ARTICLE VI, APPOINTMENT OF THE DIRECTORS
(a) FIRST BOARD OF DIRECTORS. The first Board of Directors shall be made up of the founding members of the Boca Grande Duplicate Bridge Club. At the first meeting of said Board, the Directors shall elect, by majority vote, who amongst them shall fill the offices of President, Vice President, Treasurer and Secretary. At said meeting the Directors shall also decide who amongst them shall serve the original two, three, four, and five consecutive year terms of office.
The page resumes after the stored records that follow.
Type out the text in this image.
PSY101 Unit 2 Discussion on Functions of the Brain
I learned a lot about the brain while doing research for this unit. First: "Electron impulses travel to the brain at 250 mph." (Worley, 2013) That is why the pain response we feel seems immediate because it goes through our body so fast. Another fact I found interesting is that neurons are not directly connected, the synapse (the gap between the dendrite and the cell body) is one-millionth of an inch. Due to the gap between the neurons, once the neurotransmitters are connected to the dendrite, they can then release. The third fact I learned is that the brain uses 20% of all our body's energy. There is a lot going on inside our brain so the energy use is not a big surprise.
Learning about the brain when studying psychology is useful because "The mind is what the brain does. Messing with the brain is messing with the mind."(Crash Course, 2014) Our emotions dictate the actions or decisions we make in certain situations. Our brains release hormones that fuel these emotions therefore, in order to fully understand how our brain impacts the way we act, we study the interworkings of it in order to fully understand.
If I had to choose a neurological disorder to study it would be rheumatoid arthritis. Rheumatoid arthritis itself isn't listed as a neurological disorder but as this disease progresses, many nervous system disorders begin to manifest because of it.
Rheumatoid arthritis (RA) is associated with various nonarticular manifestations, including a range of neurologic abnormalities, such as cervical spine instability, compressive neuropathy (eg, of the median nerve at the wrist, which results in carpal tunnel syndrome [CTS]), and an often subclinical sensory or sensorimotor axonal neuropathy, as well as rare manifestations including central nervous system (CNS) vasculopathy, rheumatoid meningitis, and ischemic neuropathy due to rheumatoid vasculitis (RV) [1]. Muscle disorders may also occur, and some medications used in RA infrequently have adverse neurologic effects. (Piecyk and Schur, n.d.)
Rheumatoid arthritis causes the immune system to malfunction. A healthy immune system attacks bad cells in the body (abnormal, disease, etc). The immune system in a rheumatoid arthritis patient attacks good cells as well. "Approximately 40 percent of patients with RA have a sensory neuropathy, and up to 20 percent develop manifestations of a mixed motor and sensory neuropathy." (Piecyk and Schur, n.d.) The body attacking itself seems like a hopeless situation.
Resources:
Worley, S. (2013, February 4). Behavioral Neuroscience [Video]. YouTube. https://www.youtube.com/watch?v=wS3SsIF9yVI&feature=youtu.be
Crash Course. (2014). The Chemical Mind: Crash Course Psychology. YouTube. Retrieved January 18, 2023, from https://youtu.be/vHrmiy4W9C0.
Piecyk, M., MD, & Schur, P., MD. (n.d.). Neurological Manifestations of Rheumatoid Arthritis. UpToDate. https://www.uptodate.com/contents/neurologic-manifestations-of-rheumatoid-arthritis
These original terms of office are distinct from a “regular” term of office as described in Article VII (d) below.
.ARTICLE VII, ELECTION OF THE DIRECTORS
(a) NOMINATING COMMITTEE. At least one month prior to the annual meeting, the Board of Directors shall appoint a Nominating Committee consisting of three members, one of whom shall be designated Chairman.
(b) NOMINATIONS. At any time prior to two weeks before the annual meeting any member in good standing may submit in writing to the Committee the name or names of suggested persons to be considered as possible directors. From all the suggestions thus gathered, the Committee shall nominate persons for the two vacancies on the Board. Such nominations shall be posted at the Club meeting place at the start of the regular meeting prior to the annual meeting.
(c) ELECTION. Election shall be by secret ballot. Only regular members, whose dues are paid, shall be eligible to vote.
(d) TERMS OF OFFICE. A regular term of office shall be four years. No Director shall serve more than three terms. Founding members who serve a staggered term as an original member of the Board of Directors in accordance with Article VI(a) may serve an additional two four-year terms beyond his or her original term in office.
ARTICLE VIII, GAME DIRECTOR
The Board of Directors shall elect (and hire) a qualified Game Director and fix the Game Director’s compensation.
ARTICLE IX, OWNERSHIP
No member shall have a vested right, interest or privilege of, in or to assets, functions, affairs or franchises of the Club.
ARTICLE X, AMENDMENT
These By-Laws may be amended by a two-thirds vote of a Quorum of the members in good standing present at any Club meeting provided that the amendment proposed has been duly posted at the Club meeting place for at least two meetings prior to the vote.